My private synonym-finding GPT automates that process, and building it was simple — the hardest part was hitting on the idea in the first place. OpenAI makes it easy to create GPTs; all you have to do is tell ChatGPT what you want to make (I prompted it to create a GPT that lists synonyms), give parameters on the limits (I told it to only respond to questions about synonyms, antonyms, and definitions), and send it off to the races. I can type in a query now like “Give me another word to use instead of research,” and it will respond with “Instead of research, you can use investigation.” I can ask it to give me a list or tell it to give me a different option.
Since I got “What’s Another Word For” up and running, it’s become a regular part of my process. I keep it open in a browser tab, and instead of turning to Google, I ask the GPT for help finding words.
It’s shaved off maybe 30 seconds from writing a quick news post
It seems trivial, but it’s been incredibly helpful for someone who constantly needs to remember how to avoid repetition. Sure, I can keep Thesaurus.com open in a tab all the time, but it’s packed with banner ads and annoyingly slow. Having my GPT open is better: there are no ads, and I can scroll up to my previous queries.
OpenAI wants to make creating GPTs easy so it can argue that AI helps people work. Custom GPTs are a paid product that’s only available to users of ChatGPT Plus, ChatGPT Team, and ChatGPT Enterprise. For now, accessing custom GPTs through the GPT Store is free for paying subscribers, though OpenAI has said it will pay creators based on usage metrics. Unsurprisingly, some AI girlfriends and boyfriends notwithstanding, most of the apps I found solve productivity issues. (I could have made the fiftieth version of a PDF summarizer, if I were so inclined.)

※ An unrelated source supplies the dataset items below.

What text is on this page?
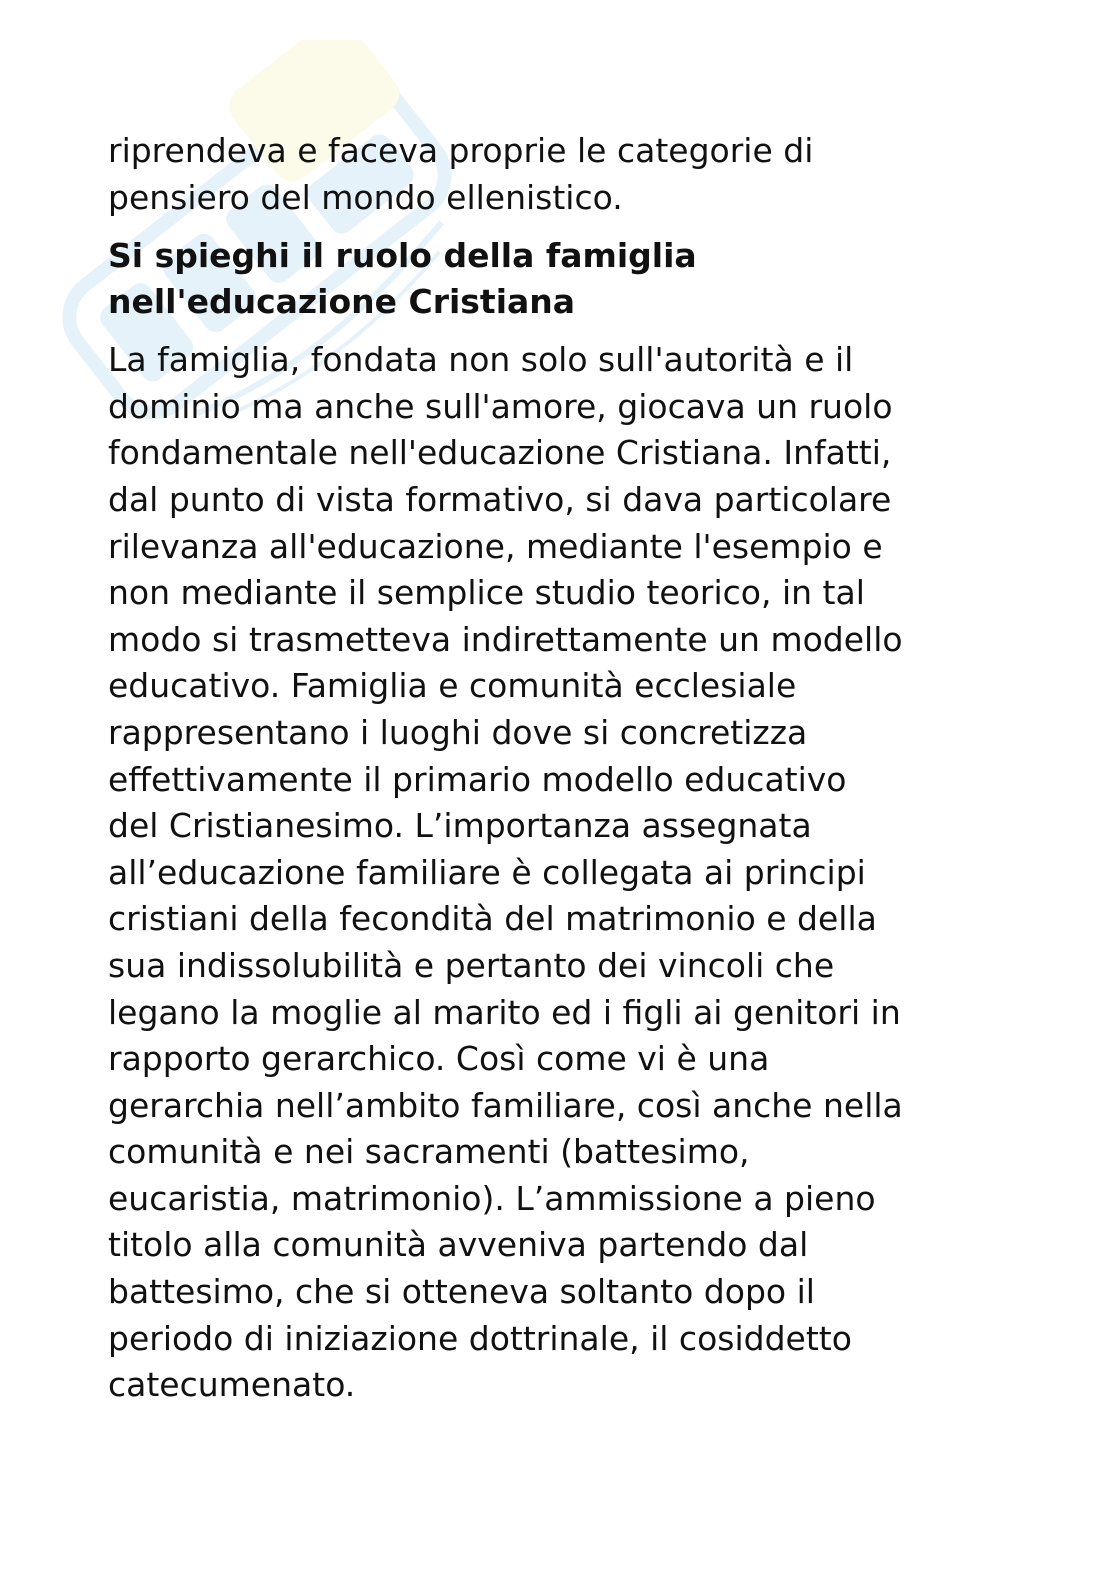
riprendeva e faceva proprie le categorie di
pensiero del mondo ellenistico.

Si spieghi il ruolo della famiglia
nell'educazione Cristiana

La famiglia, fondata non solo sull'autorità e il
dominio ma anche sull'amore, giocava un ruolo
fondamentale nell'educazione Cristiana. Infatti,
dal punto di vista formativo, si dava particolare
rilevanza all'educazione, mediante l'esempio e
non mediante il semplice studio teorico, in tal
modo si trasmetteva indirettamente un modello
educativo. Famiglia e comunità ecclesiale
rappresentano i luoghi dove si concretizza
effettivamente il primario modello educativo
del Cristianesimo. L’importanza assegnata
all’educazione familiare è collegata ai principi
cristiani della fecondità del matrimonio e della
sua indissolubilità e pertanto dei vincoli che
legano la moglie al marito ed i figli ai genitori in
rapporto gerarchico. Così come vi è una
gerarchia nell’ambito familiare, così anche nella
comunità e nei sacramenti (battesimo,
eucaristia, matrimonio). L’ammissione a pieno
titolo alla comunità avveniva partendo dal
battesimo, che si otteneva soltanto dopo il
periodo di iniziazione dottrinale, il cosiddetto
catecumenato.
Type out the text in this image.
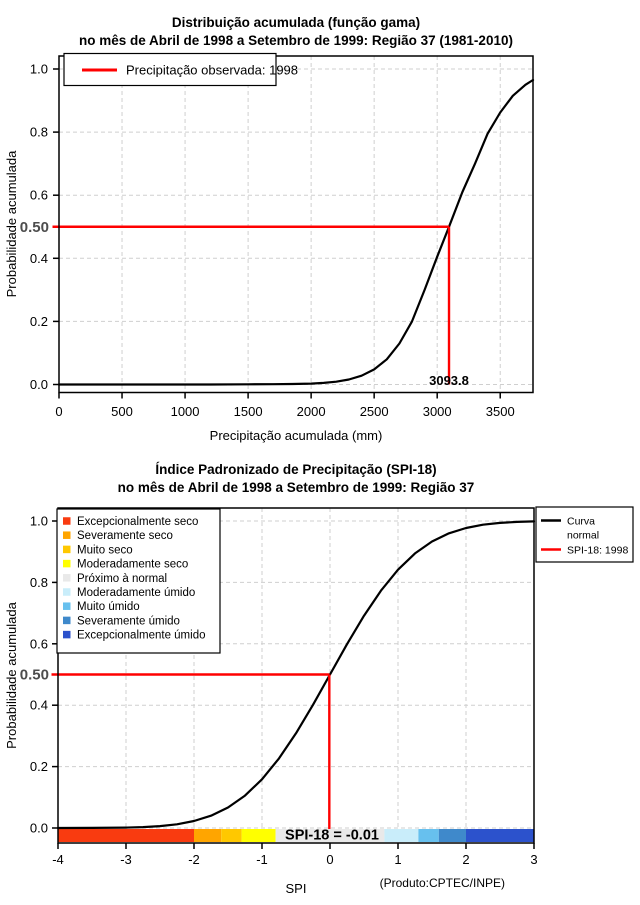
0	500	1000	1500	2000	2500	3000	3500
0.0
0.2
0.4
0.6
0.8
1.0
0.50
-4	-3	-2	-1	0	1	2	3
0.0
0.2
0.4
0.6
0.8
1.0
0.50
Distribuição acumulada (função gama)
no mês de Abril de 1998 a Setembro de 1999: Região 37 (1981-2010)
Precipitação acumulada (mm)
Probabilidade acumulada
Precipitação observada: 1998
3093.8
Índice Padronizado de Precipitação (SPI-18)
no mês de Abril de 1998 a Setembro de 1999: Região 37
SPI
Probabilidade acumulada
(Produto:CPTEC/INPE)
Excepcionalmente seco
Severamente seco
Muito seco
Moderadamente seco
Próximo à normal
Moderadamente úmido
Muito úmido
Severamente úmido
Excepcionalmente úmido
Curva
normal
SPI-18: 1998
SPI-18 = -0.01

Though I’ve come to depend on my GPT, it’s the only one I use. It’s not fully integrated into my workflow either, because GPTs live in the ChatGPT Plus tab on my browser instead of inside a program like Google Docs. And honestly, if I wasn’t already paying for ChatGPT Plus, I’d be happy to keep Googling alternative terms. I don’t think I’ll be giving up “What’s Another Word For” any time soon, but unless another hot GPT idea strikes me, I’m still not sure what they’re good for — at least in my job.